Statistics (StdDev, CfVar) present incorrect values
Describe the bug
Some statistics generated by hpcprof -M stats, specifically StdDev and CfVar, have incorrect values reported in the Viewer. This is after applying fixes on the hpcprof side to correct certain bad calculations that leaked through.
To Reproduce
Open the following database: hpctoolkit-x-database.zip
This data is collected a specially crafted program (x.c) with known performance properties across 3 threads (main, body1, and body2). The database above is processed with the WIP fixes from hpctoolkit!1365 (merged).
Looking at the columns for standard deviation (StdDev) and coefficient of variation (CfVar), you will find 6 values which are reproduced below:
| Scope | CPUTIME (s): StdDev (I) | CPUTIME (s): CfVar (I) |
|---|---|---|
| Experiment Aggregate Metrics | 2.47e+00 | 2.24e+00 |
| <thread root> | 2.82e+00 | 1.99e+00 |
| body2 | 3.02e+00 | 1.60e+00 |
Expected behavior
First, both columns should be zero/empty for body2. This function is called from a single thread, thus the StdDev and CfVar across threads is exactly zero.
Second, the values for the aggregate/root and <thread root> are incorrect. Calculating the values using Python's standard library gives values an order of magnitude smaller than are listed above:
>>> import statistics
>>> cputime_main = 0.4720730000000003
>>> cputime_body1 = 0.9445140000000003
>>> cputime_body2 = 1.8881890000000014
>>> cputime_thread_root = [cputime_body1, cputime_body2]
>>> cputime_aggregate = cputime_thread_root + [cputime_main]

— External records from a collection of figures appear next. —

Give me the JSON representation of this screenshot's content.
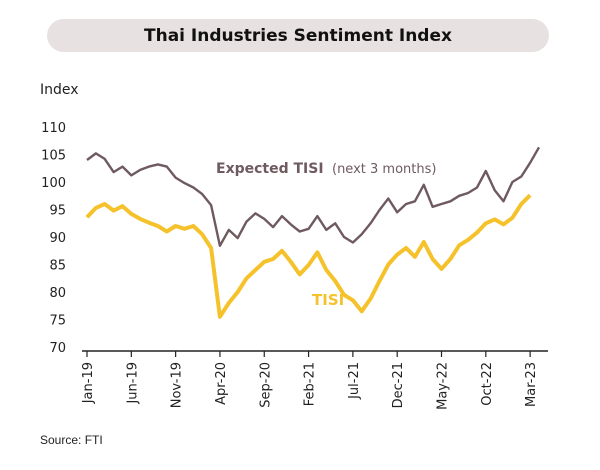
{
  "title": "Thai Industries Sentiment Index",
  "source": "Source: FTI",
  "colors": {
    "expected": "#6e5a5f",
    "tisi": "#f5c22b",
    "title_bg": "#e8e1e1"
  },
  "chart_data": {
    "type": "line",
    "ylabel": "Index",
    "ylim": [
      70,
      110
    ],
    "yticks": [
      70,
      75,
      80,
      85,
      90,
      95,
      100,
      105,
      110
    ],
    "grid": false,
    "x_tick_labels": [
      "Jan-19",
      "Jun-19",
      "Nov-19",
      "Apr-20",
      "Sep-20",
      "Feb-21",
      "Jul-21",
      "Dec-21",
      "May-22",
      "Oct-22",
      "Mar-23"
    ],
    "x_tick_indices": [
      0,
      5,
      10,
      15,
      20,
      25,
      30,
      35,
      40,
      45,
      50
    ],
    "series": [
      {
        "name": "Expected TISI",
        "label_suffix": "(next 3 months)",
        "color": "#6e5a5f",
        "values": [
          104,
          105.2,
          104.2,
          101.8,
          102.8,
          101.2,
          102.2,
          102.8,
          103.2,
          102.8,
          100.8,
          99.8,
          99.0,
          97.8,
          95.8,
          88.4,
          91.3,
          89.8,
          92.8,
          94.3,
          93.3,
          91.8,
          93.8,
          92.3,
          91.0,
          91.5,
          93.8,
          91.3,
          92.5,
          90.0,
          89.0,
          90.5,
          92.5,
          94.9,
          97.0,
          94.5,
          96.0,
          96.5,
          99.5,
          95.5,
          96.0,
          96.5,
          97.5,
          98.0,
          99.0,
          102.0,
          98.5,
          96.5,
          100.0,
          101.0,
          103.5,
          106.3
        ]
      },
      {
        "name": "TISI",
        "color": "#f5c22b",
        "values": [
          93.6,
          95.3,
          96.0,
          94.8,
          95.6,
          94.2,
          93.3,
          92.6,
          92.0,
          91.0,
          92.0,
          91.5,
          92.0,
          90.5,
          88.0,
          75.5,
          78.0,
          80.0,
          82.5,
          84.0,
          85.5,
          86.0,
          87.5,
          85.5,
          83.2,
          84.9,
          87.2,
          84.0,
          82.0,
          79.5,
          78.5,
          76.5,
          78.8,
          82.0,
          85.0,
          86.8,
          88.0,
          86.4,
          89.1,
          86.0,
          84.2,
          86.0,
          88.5,
          89.5,
          90.8,
          92.5,
          93.2,
          92.3,
          93.5,
          96.0,
          97.6
        ]
      }
    ]
  }
}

>>> statistics.pstdev(cputime_aggregate) # == Aggregate StdDev
0.5886998414172262
>>> statistics.pstdev(cputime_aggregate) / statistics.mean(cputime_aggregate) # == Aggregate CfVar
0.5344082395453361
>>> statistics.pstdev(cputime_thread_root) # == <thread root> StdDev
0.4718375000000006
>>> statistics.pstdev(cputime_thread_root) / statistics.mean(cputime_thread_root) # == <thread root> CfVar
0.33313587764054353
Note that the summary values recorded in the profile.db are accurate for these contexts. The relevant details are in the collapsible section below:
Click to expand
The raw values in the profile.db can be extracted using hpctesttool yaml from hpctoolkit/hpctoolkit>:
profile: !profile.db/v4
profile_infos: !profile.db/v4/ProfileInfos
profiles:
- !profile.db/v4/Profile # {/} [is_summary]
id_tuple:
flags: !profile.db/v4/Profile.Flags [is_summary]
values:
0: # for <root>
0: 3.0 # for sum / '1' / point #0
1: 3.0 # for sum / '1' / function #1
2: 3.0 # for sum / '1' / lex_aware #2
3: 3.0 # for sum / '1' / execution #3
7: 3.304776000000002 # for sum / '$$' / execution #7
11: 4.680217313246006 # for sum / '($$^2)' / execution #11
15: 0.4720730000000003 # for min / '$$' / execution #15
19: 1.8881890000000014 # for max / '$$' / execution #19
# ...snip...
30: # for application thread (= application_thread) #30
0: 2.0 # for sum / '1' / point #0
1: 2.0 # for sum / '1' / function #1
2: 2.0 # for sum / '1' / lex_aware #2
3: 2.0 # for sum / '1' / execution #3
7: 2.8327030000000017 # for sum / '$$' / execution #7
11: 4.457364395917006 # for sum / '($$^2)' / execution #11
15: 0.9445140000000003 # for min / '$$' / execution #15
19: 1.8881890000000014 # for max / '$$' / execution #19
The accuracy of these values can be confirmed in Python:
>>> sum(cputime_aggregate) - 3.304776000000002 # for <root> for sum / '$$' / execution
0.0
>>> sum(cputime_thread_root) - 2.8327030000000017 # for thread for sum / '$$' / execution
0.0
>>> sum(x**2 for x in cputime_aggregate) - 4.680217313246006 # for <root> for sum / '($$^2)' / execution
8.881784197001252e-16
>>> sum(x**2 for x in cputime_thread_root) - 4.457364395917006 # for thread for sum / '($$^2)' / execution
0.0
Platform (please complete the following information):
- OS: Linux
- Architecture: x86-64
- Version:
main(hpcviewer@1d4c4313)
Additional Information
I'm not sure if the root cause is in the Viewer or hpctoolkit/database>, feel free to move this issue as needed.